Thanks to everyone who played this week’s plant game. Here are the answers:
First, the photo didn’t get many guesses, but Ally got it right. It is rough rattlesnakeroot, aka rough white lettuce, aka Prenanthes aspera. Sorry Mike, your iNaturalist app failed this test…
In terms of guessing which plant name was fake, 181 people attempted the first question, and only 24% of you correctly guessed that the fake name was duckbill hairycress. Spider antelope horns got the most votes (35%) but is the real name (at least one of them) for a kind of milkweed.
On the second question, 145 people guessed, but only 21% picked the actual fake name, which was silky sunwort. Curve-pod fumewort, believe it or not, is a real live plant.
I hope some of you got a chuckle out of the third question. Bela Lugosi is actually the name of a very famous actor (from a long time ago, granted) and is not a plant. 56% of you knew that, but about a quarter of you went with Jack-go-to-bed-at-noon, which certainly does sound like a fake plant, but is real.
The game works because no matter how hard I try, I can’t usually come up with plant names that are more outlandish than the real ones… Thanks for playing.

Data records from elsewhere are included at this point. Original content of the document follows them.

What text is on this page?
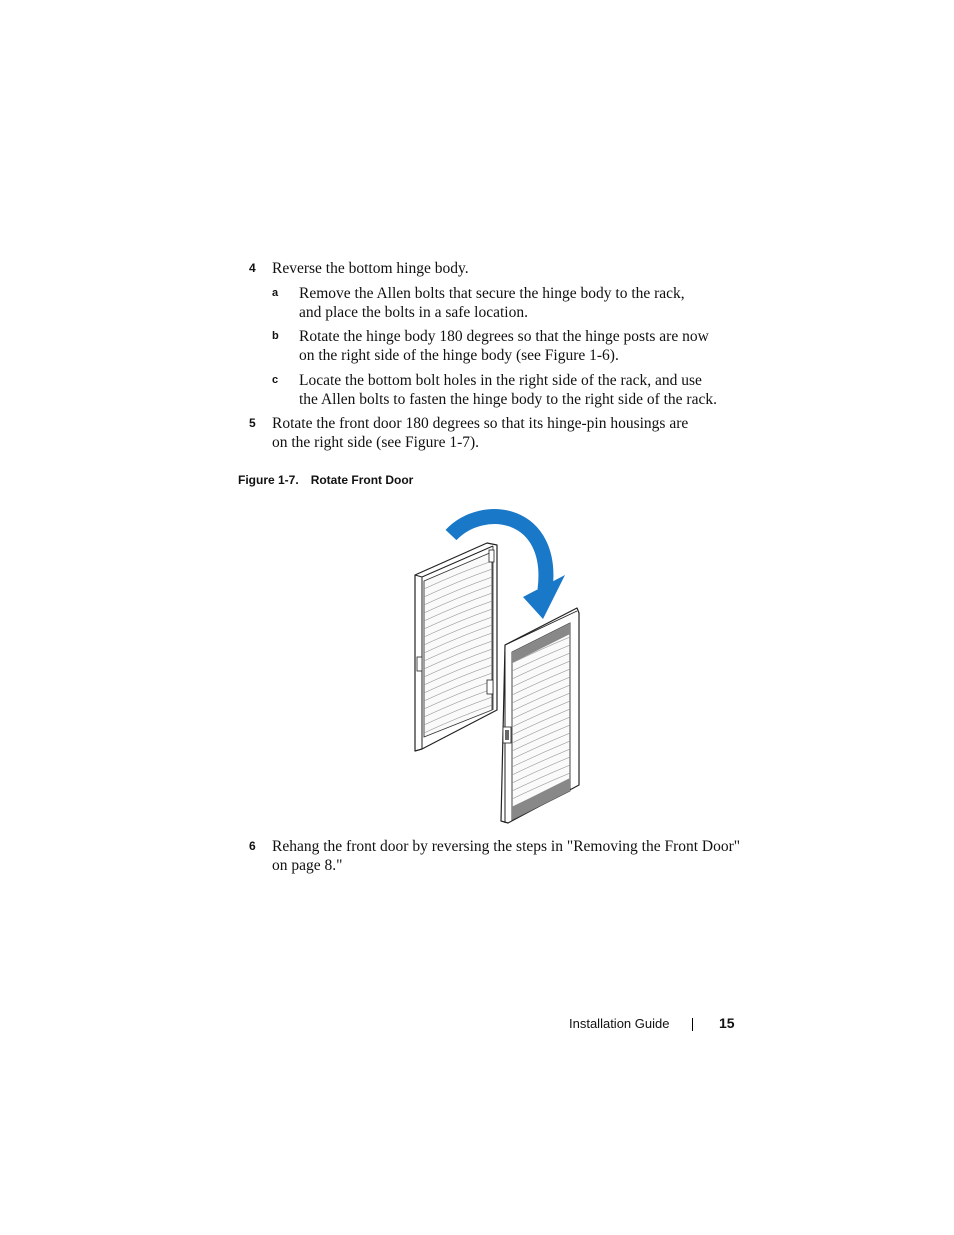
4 Reverse the bottom hinge body.
a Remove the Allen bolts that secure the hinge body to the rack,
and place the bolts in a safe location.
b Rotate the hinge body 180 degrees so that the hinge posts are now
on the right side of the hinge body (see Figure 1-6).
c Locate the bottom bolt holes in the right side of the rack, and use
the Allen bolts to fasten the hinge body to the right side of the rack.
5 Rotate the front door 180 degrees so that its hinge-pin housings are
on the right side (see Figure 1-7).
Figure 1-7. Rotate Front Door
6 Rehang the front door by reversing the steps in "Removing the Front Door"
on page 8."
Installation Guide	15
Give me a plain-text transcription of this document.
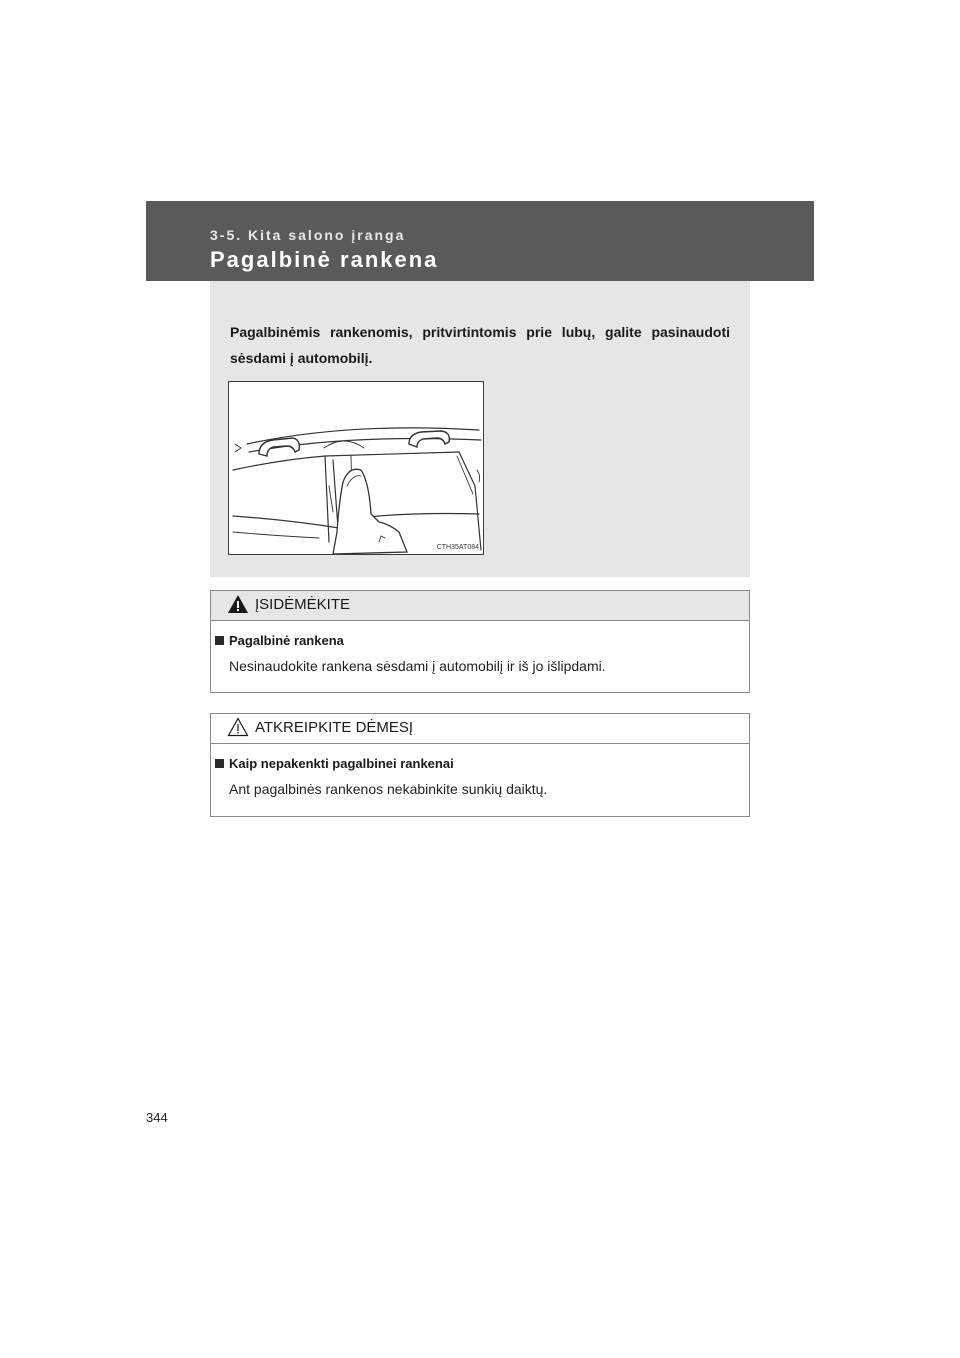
3-5. Kita salono įranga
Pagalbinė rankena
Pagalbinėmis rankenomis, pritvirtintomis prie lubų, galite pasinaudoti sėsdami į automobilį.
CTH35AT084
ĮSIDĖMĖKITE
Pagalbinė rankena
Nesinaudokite rankena sėsdami į automobilį ir iš jo išlipdami.
ATKREIPKITE DĖMESĮ
Kaip nepakenkti pagalbinei rankenai
Ant pagalbinės rankenos nekabinkite sunkių daiktų.
344
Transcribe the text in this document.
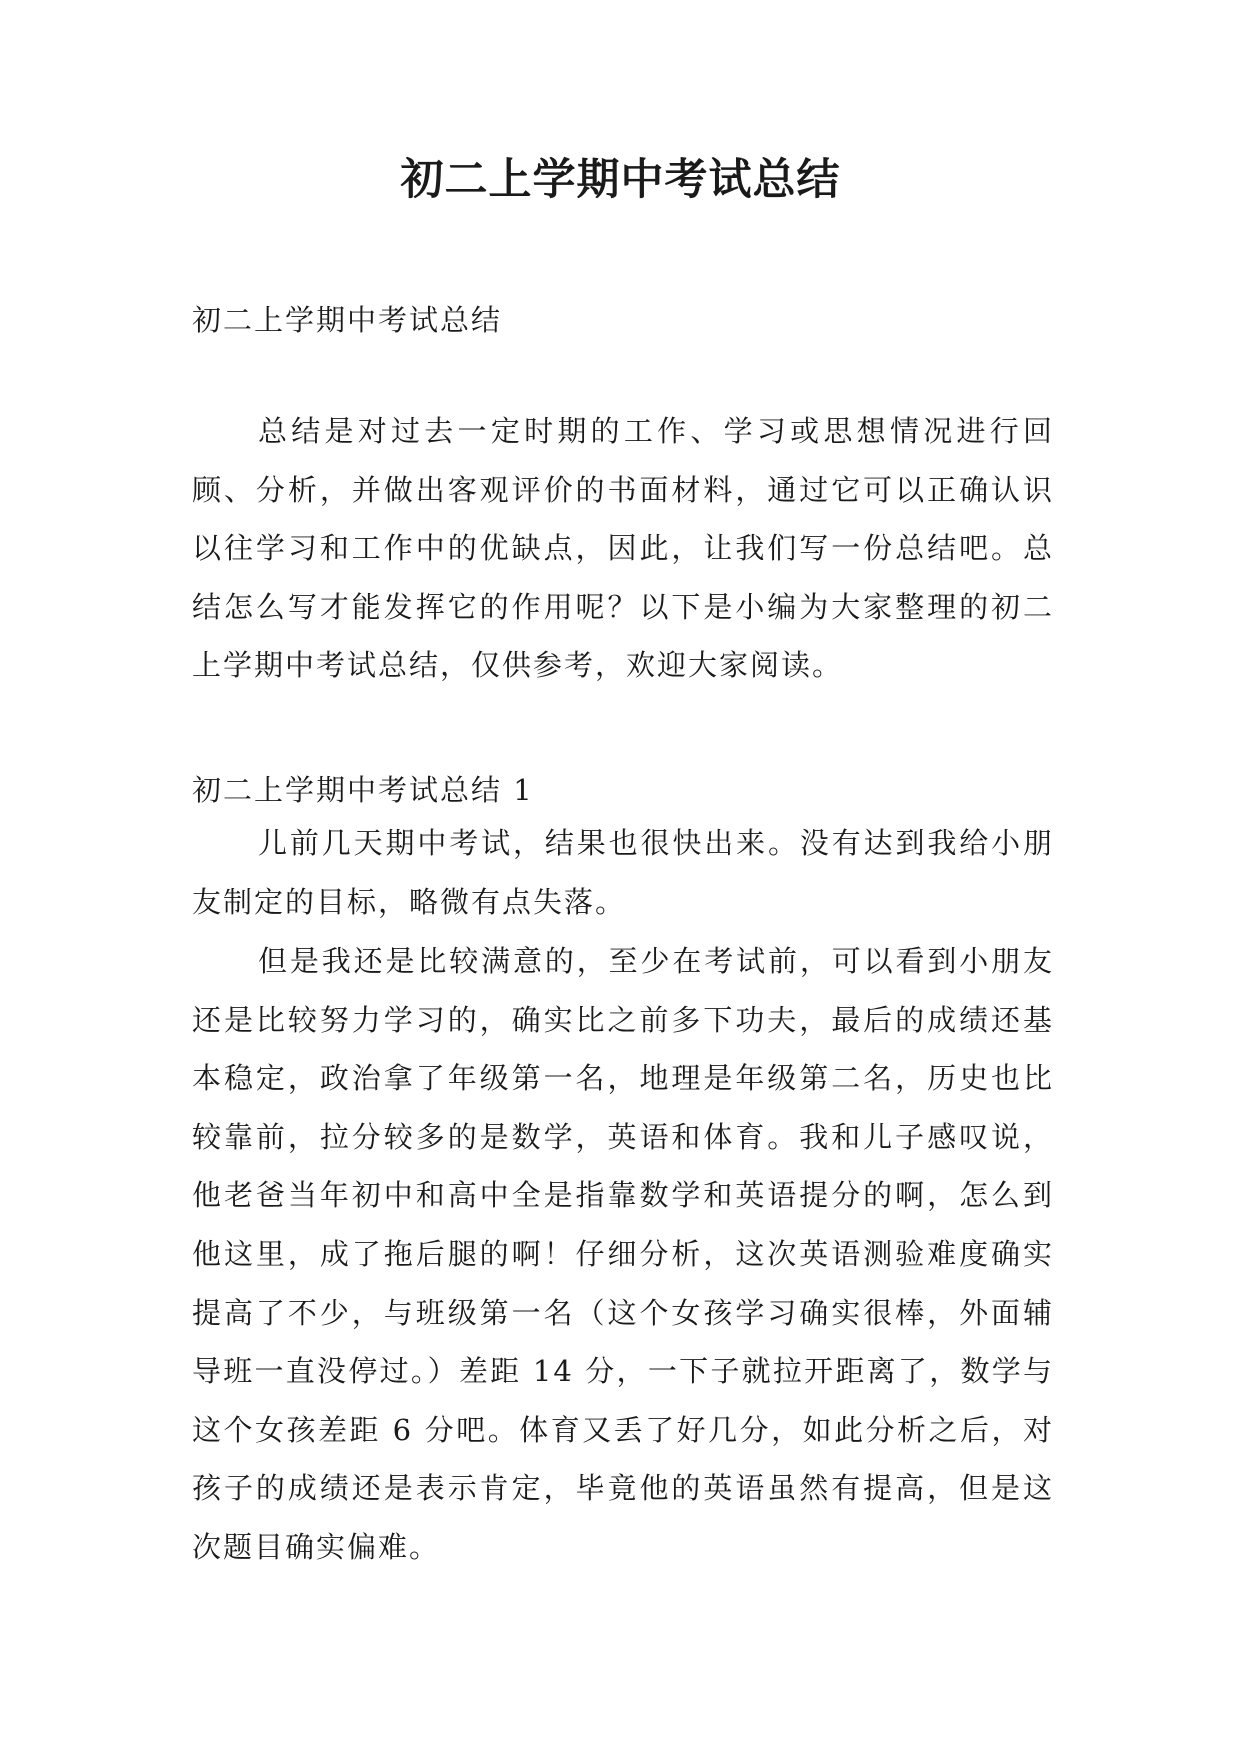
初二上学期中考试总结
初二上学期中考试总结

总结是对过去一定时期的工作、学习或思想情况进行回顾、分析，并做出客观评价的书面材料，通过它可以正确认识以往学习和工作中的优缺点，因此，让我们写一份总结吧。总结怎么写才能发挥它的作用呢？以下是小编为大家整理的初二上学期中考试总结，仅供参考，欢迎大家阅读。

初二上学期中考试总结 1

儿前几天期中考试，结果也很快出来。没有达到我给小朋友制定的目标，略微有点失落。

但是我还是比较满意的，至少在考试前，可以看到小朋友还是比较努力学习的，确实比之前多下功夫，最后的成绩还基本稳定，政治拿了年级第一名，地理是年级第二名，历史也比较靠前，拉分较多的是数学，英语和体育。我和儿子感叹说，他老爸当年初中和高中全是指靠数学和英语提分的啊，怎么到他这里，成了拖后腿的啊！仔细分析，这次英语测验难度确实提高了不少，与班级第一名（这个女孩学习确实很棒，外面辅导班一直没停过。）差距 14 分，一下子就拉开距离了，数学与这个女孩差距 6 分吧。体育又丢了好几分，如此分析之后，对孩子的成绩还是表示肯定，毕竟他的英语虽然有提高，但是这次题目确实偏难。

Well, I got this correct (but didn’t submit my designation).
We have a rare, very eastern population of Prenanthes aspera here at the NASA Plum Brook Station, in N Ohio, where I’m restoring 3000 acres of easternmost landscape-scale prairie in the US, the Firelands Prairie of N Ohio. Before I discovered our population, the sp. was thought to be extirpated from Ohio, save for one or two tiny populations on dry S Ohio hillsides. This is the only known population from Ohio’s fertile, moist Lake Plain (N Ohio).
The species re-appeared after we conducted prairie burns.
Glad to have this sp. with us, here where moisture is always present (even in our “droughts”).
That’s great to hear, John. It’s not real common around here either, so it’s always fun to see.
Actually, Bela Lugosi IS the name of a plant! Not a native plant, to be sure, but it’s a cultivar of day lily, Hemerocallis. It’s dark purple, sometimes almost black, with a green throat. I don’t know who developed it, but it wasn’t registered until 1995. So double chuckles on that one.
That’s funny! I had no idea. I tried to think of a name that would be so completely off-the-wall that no one would think it was really a Nebraska plant…I figured there would be some generational issues with people not knowing the name, but never thought it might actually be a plant name! Thanks for letting me know.